First Synthesis of (20S) 3β,16β-Dihydroxy-5-pregnen-20,16-carbolactone (Diosgeninlactone)

Abstract

Diosgeninlactone (1), a natural product from Solanum vespertilio, was stereoselectively synthesized in high yield from 3β-hydroxy-5-androstene.

Introduction

Our development of synthetic approaches to cis-20,16-γ-carbolactones originated during the course of studies on the catabolic pathway by which tomato plants degrade steroidal alkaloids into 3β-hydroxy-5α-pregn-16-en-20-ona.

The isolation of some related compounds, such as (23R)-23-acetoxytomatidine and (23S)-23-acetoxysoladulcidine from Lycopersicum esculentum, suggested a probable mechanism for the degradation of nitrogen containing rings [1].

In addition, products containing the 20,16-cis-γ-lactone moiety have been isolated from different vegetable sources, and postulated to be metabolic products of the corresponding sapogenins. At the moment none of them have been synthesized. In 1971 Diosgeninlactone (1) was isolated from the ethanolic extract of the fruits of Solanum vespertilio [2].

In view of the highly efficient protocol developed by us, in the synthesis of tigogeninlactone [3,4] we decided to explore this synthetic strategy to obtain 1.

Experimental

Wittig reaction on 3β-(dimethyl-t-butylsilyloxy)-5-androsten-17-one yielded the Z-olefin stereoselectively with the introduction of a two-carbon lateral side chain at C-17.

Allylic hydroxylation on C-16 with t-butylhydroperoxide in the presence of catalytic amounts of selenium dioxide introduced the hydroxy group from the α-face of the steroid nucleus.

Swern oxidation produced the conjugated ketone 3 in very good yield.

Michael addition of sodium cyanide in a THF/EtOH/H₂O mixture introduced the third carbon atom in the side chain. The addition from the α-face afforded only the 17β-(20S) nitrile isomer.

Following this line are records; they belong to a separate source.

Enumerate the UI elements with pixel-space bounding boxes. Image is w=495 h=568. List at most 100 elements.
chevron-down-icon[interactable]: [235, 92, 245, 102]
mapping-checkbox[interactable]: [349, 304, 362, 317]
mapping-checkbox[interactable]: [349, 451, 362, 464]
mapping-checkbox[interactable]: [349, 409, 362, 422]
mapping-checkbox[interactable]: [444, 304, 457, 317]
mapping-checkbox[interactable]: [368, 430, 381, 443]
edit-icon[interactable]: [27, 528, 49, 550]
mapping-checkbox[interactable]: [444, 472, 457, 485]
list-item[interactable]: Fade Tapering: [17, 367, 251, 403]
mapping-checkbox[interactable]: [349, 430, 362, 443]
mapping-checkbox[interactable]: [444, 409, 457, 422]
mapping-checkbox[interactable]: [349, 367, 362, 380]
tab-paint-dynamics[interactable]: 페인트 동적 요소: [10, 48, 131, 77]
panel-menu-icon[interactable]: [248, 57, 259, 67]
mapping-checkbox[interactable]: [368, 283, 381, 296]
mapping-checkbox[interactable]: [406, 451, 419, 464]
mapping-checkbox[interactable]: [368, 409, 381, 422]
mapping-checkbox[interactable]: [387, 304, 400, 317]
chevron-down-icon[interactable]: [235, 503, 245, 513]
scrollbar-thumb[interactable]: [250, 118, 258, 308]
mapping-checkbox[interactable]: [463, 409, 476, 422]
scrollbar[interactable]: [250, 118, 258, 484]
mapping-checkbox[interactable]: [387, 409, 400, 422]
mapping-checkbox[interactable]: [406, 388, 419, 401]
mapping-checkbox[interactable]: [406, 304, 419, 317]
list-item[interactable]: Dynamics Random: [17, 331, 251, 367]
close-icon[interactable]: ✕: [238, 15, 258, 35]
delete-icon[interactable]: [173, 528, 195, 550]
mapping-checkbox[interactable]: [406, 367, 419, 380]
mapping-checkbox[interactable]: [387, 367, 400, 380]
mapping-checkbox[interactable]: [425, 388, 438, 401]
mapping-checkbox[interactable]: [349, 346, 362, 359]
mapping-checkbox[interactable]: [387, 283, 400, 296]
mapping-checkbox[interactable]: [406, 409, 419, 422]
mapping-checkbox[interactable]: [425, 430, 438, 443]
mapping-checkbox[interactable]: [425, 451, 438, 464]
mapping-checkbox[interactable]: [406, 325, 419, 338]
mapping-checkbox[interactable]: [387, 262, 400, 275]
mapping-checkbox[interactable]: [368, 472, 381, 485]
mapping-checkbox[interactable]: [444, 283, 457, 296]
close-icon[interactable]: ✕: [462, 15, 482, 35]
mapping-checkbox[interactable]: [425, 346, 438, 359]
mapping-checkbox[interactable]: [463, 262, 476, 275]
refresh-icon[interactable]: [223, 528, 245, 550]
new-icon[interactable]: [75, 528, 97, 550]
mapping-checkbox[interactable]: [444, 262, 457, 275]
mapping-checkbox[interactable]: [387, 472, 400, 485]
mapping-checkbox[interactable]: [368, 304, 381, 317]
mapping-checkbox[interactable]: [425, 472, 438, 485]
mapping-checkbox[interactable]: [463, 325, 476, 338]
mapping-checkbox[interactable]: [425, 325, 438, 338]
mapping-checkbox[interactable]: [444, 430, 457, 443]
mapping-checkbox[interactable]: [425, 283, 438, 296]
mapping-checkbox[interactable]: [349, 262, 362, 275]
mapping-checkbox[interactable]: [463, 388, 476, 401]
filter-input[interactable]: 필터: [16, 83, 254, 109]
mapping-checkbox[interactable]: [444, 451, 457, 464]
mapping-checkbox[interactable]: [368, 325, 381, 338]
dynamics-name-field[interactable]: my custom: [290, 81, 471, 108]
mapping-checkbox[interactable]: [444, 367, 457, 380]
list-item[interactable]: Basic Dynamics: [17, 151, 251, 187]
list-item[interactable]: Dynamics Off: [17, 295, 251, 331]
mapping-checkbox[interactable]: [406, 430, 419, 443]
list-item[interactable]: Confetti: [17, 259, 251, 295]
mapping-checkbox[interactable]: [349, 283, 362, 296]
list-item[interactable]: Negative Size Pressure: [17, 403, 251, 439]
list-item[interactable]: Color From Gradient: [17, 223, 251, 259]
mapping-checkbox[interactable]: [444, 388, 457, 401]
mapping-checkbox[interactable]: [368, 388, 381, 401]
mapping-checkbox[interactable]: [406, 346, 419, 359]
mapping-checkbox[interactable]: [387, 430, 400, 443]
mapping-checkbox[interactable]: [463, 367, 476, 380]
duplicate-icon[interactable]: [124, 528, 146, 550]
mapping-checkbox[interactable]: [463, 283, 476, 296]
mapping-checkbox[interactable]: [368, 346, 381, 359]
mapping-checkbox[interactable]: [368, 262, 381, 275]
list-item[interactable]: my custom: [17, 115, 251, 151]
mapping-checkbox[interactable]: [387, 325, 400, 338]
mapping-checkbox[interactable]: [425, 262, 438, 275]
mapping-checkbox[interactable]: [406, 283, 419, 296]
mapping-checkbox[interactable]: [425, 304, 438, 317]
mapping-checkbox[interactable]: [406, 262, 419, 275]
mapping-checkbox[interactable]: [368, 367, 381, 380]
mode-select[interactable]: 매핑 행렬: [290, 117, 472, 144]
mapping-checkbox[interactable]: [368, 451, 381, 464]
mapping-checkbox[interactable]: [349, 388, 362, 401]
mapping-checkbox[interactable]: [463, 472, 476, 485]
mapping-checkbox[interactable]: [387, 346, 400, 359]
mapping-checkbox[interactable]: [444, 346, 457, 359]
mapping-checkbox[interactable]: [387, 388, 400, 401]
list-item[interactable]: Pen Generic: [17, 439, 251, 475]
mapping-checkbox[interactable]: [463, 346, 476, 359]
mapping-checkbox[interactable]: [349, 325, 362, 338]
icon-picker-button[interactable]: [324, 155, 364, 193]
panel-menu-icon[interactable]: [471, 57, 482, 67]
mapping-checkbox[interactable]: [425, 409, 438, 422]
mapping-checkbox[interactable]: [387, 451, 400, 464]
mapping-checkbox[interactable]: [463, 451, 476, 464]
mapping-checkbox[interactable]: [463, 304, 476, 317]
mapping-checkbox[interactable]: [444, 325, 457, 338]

Stereoselective reduction of the ketonitrile with lithium tri-t-butoxy aluminohydride produced the 16β-hydroxy-derivative. As expected, the bulky hydride approaches the carbonyl group from the lesshindered α-face, producing in excellent yield and selectivity the needed β-orientation for the hydroxy group on C-16.

Alkaline hydrolysis of the hydroxy-nitrile followed by an acidic work-up produced lactone 1, as lactonization and deprotection of the 3β-OTBDMS group took place during acidic work-up.

Results and Conclusions

Many strategies have been explored for the construction of the β-fused γ-lactonic ring E. The attachment of a 2-carbon side chain on C-17 previously to the allylic oxidation of C-16 was the key step in the synthesis.

Early studies involving the connection of a 3-carbon side chain on C-17 of a 17-oxo-16β-acetoxyandrostane led to the epimeric α-oriented γ-lactone [3,4].

In conclusion, a highly efficient stereoselective protocol has been developed for the β-oriented 20,16-cis-γ-carbolactones. Thus, Diosgeninlactone (1) were stereoselectively synthesized in high yield from 3β-hydroxy-5-androsten-17-one (2).